From the 1920s through the 1940s, towns and cities across America built resplendent resort-style public swimming pools. It was part of a New Deal-era social contract that said that government ought to ensure a higher standard of living for our people.
Consider the Oak Park Pool, which was once the crown jewel of the Parks Department in Montgomery, Alabama. In 1958, Montgomery faced court action to integrate the pool. Black residents said, “Those are our tax dollars. Our kids should be able to swim too.” Instead, the city council decided to drain the pool rather than share it with their Black neighbors. They closed the entire Parks Department and kept it closed for over a decade.
“The city council decided to drain the pool rather than share it with their Black neighbors.”
Countless other towns across the U.S., from Ohio to Washington, took similar steps. These communities lost public assets, and so did every family, both white and Black, that was not rich enough to build backyard pools or join the membership-only swim clubs that cropped up across the country. The spirit that drained these public pools lives on, and is reflected in America’s willingness to drain pools of resources.

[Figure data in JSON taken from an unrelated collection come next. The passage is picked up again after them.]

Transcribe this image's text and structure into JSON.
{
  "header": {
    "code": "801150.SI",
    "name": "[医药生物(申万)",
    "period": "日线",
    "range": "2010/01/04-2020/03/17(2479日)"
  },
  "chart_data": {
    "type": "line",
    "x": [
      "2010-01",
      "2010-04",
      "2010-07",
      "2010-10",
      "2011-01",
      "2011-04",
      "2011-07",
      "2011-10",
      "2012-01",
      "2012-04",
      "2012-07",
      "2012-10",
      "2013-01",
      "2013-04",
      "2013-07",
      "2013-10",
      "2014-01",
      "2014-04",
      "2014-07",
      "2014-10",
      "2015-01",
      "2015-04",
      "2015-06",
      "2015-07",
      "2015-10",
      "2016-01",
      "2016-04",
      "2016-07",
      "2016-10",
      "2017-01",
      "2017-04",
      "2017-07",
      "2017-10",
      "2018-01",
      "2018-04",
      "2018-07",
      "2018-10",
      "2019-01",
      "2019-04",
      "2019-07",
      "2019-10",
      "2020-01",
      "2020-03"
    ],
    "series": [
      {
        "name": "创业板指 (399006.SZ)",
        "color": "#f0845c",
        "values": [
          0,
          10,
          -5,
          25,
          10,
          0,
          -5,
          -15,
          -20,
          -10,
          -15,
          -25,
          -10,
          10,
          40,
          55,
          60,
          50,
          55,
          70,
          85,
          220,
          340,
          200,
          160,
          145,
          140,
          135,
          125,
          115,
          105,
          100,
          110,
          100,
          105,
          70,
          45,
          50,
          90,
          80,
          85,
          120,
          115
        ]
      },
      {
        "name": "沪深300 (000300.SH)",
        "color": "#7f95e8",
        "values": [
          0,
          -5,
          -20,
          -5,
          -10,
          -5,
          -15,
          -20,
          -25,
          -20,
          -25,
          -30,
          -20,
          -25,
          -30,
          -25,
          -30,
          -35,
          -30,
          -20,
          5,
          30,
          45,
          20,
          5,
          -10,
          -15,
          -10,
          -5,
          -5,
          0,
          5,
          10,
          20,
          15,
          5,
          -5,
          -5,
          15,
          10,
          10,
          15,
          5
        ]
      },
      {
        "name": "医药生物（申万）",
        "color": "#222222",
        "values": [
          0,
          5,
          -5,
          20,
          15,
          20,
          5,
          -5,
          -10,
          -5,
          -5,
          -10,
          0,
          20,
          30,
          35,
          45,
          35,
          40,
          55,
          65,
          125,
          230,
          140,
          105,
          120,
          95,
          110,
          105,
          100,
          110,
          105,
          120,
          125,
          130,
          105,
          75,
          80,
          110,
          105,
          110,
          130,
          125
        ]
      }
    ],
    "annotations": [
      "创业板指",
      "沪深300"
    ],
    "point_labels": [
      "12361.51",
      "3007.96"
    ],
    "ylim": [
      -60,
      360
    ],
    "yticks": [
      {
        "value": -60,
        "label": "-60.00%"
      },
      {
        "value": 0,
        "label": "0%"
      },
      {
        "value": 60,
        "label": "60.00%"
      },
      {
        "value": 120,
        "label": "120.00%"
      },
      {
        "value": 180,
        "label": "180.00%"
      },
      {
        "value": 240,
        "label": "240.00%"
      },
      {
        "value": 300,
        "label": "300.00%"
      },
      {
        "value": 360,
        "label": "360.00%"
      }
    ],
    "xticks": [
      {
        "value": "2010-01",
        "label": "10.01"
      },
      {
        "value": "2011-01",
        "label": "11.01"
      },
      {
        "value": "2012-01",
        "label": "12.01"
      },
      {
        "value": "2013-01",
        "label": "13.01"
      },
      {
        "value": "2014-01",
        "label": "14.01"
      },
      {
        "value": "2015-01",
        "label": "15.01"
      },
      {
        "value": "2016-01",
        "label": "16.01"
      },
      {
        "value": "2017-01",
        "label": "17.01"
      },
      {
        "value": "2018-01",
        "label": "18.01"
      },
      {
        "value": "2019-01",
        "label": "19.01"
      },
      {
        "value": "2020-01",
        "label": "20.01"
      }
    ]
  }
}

4. Racism has a cost for everyone.
Did you know that college used to be free? For generations, college-going white Americans could count on public money from federal or state governments to pay most, if not all, of the costs of their higher education. As late as 1976, state governments provided six out of every ten dollars of the cost of public college. What was left—an average of $617 at a four-year college in 1976—could be covered by a federal Pell Grant.
When “the public” meant “white,” public colleges thrived. But as the proportion of students of color in public colleges grew from one in six in 1980 to four in ten today, support for ensuring college affordability fell among lawmakers, who began to slash what they spent per student. By 2017, the majority of state colleges were relying on student tuition dollars for most of their expenses, even as the cost of the average public college tuition nearly tripled since 1991.
Eight in ten Black graduates have to borrow, but student debt has now reached six out of ten white public college graduates, too, stopping a whole generation from buying homes, marrying, starting families, and saving for their retirement.
“Communities that are racially divided can’t muster the power to win the policies they need, often leaving wealthy private interests to set the rules.”
5. The solidarity dividend.
The idea of government is to help us achieve things that we can’t achieve on our own. I can’t create my own internet or electric grid or interstate highway system, but I can vote and advocate for policies that, with enough citizen support, make these things possible. I call these advances “solidarity dividends.” They’re gains that can only be unlocked through collective action, but communities that are racially divided can’t muster the power to win the policies they need, often leaving wealthy private interests to set the rules.
Take Richmond, California. North Richmond, which is 97% people of color, has disproportionately higher rates of cancer and asthma, and receives the bulk of its pollution from Chevron and other local industries. But when I examined the data for nearby neighborhood Point Richmond, which is predominantly white and wealthy, I found the same toxins in their air. We live under the same sky.
To protect their land, water, and air, residents of Richmond needed to come together and exert some authority over Chevron’s operations. It wasn’t easy, but they did it, carefully identifying their shared concerns and building trust across racial lines.
That multiracial coalition elected a mayor and a city council who stood up to Chevron, blocked a major plant expansion, and won community benefits that include a 60-acre solar field owned by the public. Richmond’s solidarity dividend has resulted in cleaner air, new jobs, and the chance for better health for everyone.